奈良県の梅乃宿酒造が、今年7月、本社蔵のある葛城市内に新蔵を竣工させ、本社機能と製造部門、物流部門を含めたすべての移転を完了させました。

「梅乃宿を家業から企業に変え、永続的に成長する組織にする」ことを目指して、2004年、生まれ育った梅乃宿酒造に戻り、2013年に33歳の若さで5代目社長に就任した吉田佳代さん。新蔵の建設は、その集大成といえます。「日本酒とリキュールの二本柱でさらなる事業拡大を進め、新しい酒文化を創造する酒蔵を目指す」という佳代さんの、20年間の奮闘の軌跡を追いました。

リキュールへの参入で低迷期を打開

奈良盆地の南の端、名峰・葛城山(かつらぎさん)を背にした田園地帯の道路を山に向かって歩いていると、忽然と、数棟の真新しい建物が現れます。梅乃宿酒造の新蔵です。サッカーコート2枚分あまりにもおよぶ15866㎡の敷地に、本社棟のほか、清酒棟、リキュール棟、瓶詰め棟が整然と並んでおり、まさに最先端の工場を思わせる外観です。
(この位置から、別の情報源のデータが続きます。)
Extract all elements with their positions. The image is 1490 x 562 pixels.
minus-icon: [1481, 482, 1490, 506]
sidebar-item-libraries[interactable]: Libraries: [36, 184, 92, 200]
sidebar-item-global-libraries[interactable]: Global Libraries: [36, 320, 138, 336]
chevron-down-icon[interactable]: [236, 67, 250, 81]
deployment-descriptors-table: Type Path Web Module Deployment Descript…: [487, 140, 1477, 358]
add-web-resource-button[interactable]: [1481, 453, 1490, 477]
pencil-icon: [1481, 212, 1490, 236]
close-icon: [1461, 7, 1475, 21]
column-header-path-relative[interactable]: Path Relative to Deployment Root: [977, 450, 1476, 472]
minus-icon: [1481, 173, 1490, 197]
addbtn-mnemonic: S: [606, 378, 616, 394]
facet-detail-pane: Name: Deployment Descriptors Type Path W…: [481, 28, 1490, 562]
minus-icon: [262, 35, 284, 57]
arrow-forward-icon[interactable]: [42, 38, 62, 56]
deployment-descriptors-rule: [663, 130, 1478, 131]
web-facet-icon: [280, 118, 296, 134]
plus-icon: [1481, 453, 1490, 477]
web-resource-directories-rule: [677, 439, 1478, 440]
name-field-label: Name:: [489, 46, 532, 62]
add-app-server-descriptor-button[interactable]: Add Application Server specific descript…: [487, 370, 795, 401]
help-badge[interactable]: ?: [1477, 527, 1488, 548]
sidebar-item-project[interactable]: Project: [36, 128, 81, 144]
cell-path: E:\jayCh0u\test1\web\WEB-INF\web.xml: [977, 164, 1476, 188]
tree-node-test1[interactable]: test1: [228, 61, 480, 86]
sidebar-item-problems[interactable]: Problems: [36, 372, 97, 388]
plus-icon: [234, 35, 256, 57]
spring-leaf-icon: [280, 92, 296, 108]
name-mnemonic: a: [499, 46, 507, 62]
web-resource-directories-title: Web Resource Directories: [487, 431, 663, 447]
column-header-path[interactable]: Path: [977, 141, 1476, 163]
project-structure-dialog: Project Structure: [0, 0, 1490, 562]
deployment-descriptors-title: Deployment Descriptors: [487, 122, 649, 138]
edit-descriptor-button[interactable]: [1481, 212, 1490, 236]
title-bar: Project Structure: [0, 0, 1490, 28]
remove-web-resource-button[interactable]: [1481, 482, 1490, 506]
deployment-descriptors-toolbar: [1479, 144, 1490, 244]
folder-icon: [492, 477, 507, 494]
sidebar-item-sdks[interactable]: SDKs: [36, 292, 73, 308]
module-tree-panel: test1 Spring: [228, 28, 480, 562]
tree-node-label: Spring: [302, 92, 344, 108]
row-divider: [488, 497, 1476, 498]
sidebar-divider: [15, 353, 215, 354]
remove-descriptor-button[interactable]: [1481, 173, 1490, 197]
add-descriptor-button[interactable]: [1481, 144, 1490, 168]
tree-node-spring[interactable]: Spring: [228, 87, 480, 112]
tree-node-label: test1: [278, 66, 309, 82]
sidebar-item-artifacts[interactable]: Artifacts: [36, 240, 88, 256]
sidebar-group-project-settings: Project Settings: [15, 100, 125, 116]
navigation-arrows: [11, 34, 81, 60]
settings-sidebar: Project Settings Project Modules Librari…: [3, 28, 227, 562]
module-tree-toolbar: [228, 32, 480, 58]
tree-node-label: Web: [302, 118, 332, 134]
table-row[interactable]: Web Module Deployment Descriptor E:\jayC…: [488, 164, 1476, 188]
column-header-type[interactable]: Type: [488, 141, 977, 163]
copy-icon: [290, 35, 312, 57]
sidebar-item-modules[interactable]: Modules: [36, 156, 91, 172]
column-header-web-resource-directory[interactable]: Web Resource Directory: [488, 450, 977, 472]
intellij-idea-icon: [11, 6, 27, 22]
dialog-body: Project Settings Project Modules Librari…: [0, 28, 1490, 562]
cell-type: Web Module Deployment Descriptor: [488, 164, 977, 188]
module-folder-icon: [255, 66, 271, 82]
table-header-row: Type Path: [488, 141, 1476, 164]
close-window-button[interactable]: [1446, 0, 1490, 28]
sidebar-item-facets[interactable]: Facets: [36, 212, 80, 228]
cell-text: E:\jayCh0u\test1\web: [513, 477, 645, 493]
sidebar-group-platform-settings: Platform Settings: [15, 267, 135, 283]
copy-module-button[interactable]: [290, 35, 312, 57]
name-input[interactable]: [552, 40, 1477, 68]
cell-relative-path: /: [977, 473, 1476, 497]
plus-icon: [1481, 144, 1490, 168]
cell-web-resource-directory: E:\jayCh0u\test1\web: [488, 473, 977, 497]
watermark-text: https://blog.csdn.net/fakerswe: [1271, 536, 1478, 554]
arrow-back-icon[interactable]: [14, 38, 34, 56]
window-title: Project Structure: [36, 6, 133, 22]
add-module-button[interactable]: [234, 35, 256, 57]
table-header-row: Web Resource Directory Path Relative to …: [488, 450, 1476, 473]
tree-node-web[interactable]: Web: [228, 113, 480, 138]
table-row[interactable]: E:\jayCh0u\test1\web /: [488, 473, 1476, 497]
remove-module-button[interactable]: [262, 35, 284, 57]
取材に訪れた10月中旬の週末は、3年ぶりの蔵開きが行われており、2日間で約3000人の梅乃宿ファンが集まりました。お楽しみ抽選会で当たりくじを引く佳代さんは、20年かけてここまでたどりついた満足感にあふれて見えました。

梅乃宿酒造の創業は1893(明治26)年。「梅乃宿」と「天下一」という銘柄で、地元の酒として人気を博してきましたが、高度成長期に大手メーカーの攻勢に押されて、自社銘柄は不振に。やむなく、造ったお酒を大手酒造メーカーに売る桶売りに軸足を移しました。

しかし、1970年代のオイルショック後は日本酒が低迷期に入り、大手の桶売りも縮小に転じます。このため、梅乃宿酒造も、1980年ごろからは自社銘柄の吟醸酒販売に力を入れるようになります。これは見事成功しますが、積極的な投資による負担もあって、蔵の経営は必ずしも安泰ではありませんでした。

そんな梅乃宿酒造に大きな転機がやってきたのが2001年でした。規制緩和によって取りやすくなった焼酎やリキュールの製造免許を取得し、2002年初めから日本酒ベースの梅酒を発売すると、2年連続して完売するほどの人気商品に。以降は、梅酒以外のゆずやもも、みかん、りんご、レモンなどのリキュールが矢継ぎ早に商品化され、蔵の稼ぎ頭になっていきます。

大企業での経験を生かした働き方改革

佳代さんが実家の梅乃宿酒造へ戻ってきたのは、リキュールで同社が湧き始めた2004年。3人姉弟の一番上に生まれた佳代さんは、弟がいずれ蔵を継ぐのだろうと感じつつも、「大好きな梅乃宿酒造の役に立ちたい」という思いから、大学では経営学を学びます。

卒業後は大阪にある従業員1000人を超える医療機器系の大手商社に入社し、総務部門に配属されました。第一希望の営業部門に選ばれず落ち込む佳代さんでしたが、その時の上司から「総務部門は社員がお客様。彼らが気持ちよく働けるように環境(制度)を整備し、組織全体が最大限力を発揮できるようにサポートするのが役目」と励まされ、一生懸命仕事に励んだのだそうです。「この時の経験が蔵に帰ってから役立つとは、そのころは想像しませんでした」と佳代さんは振り返ります。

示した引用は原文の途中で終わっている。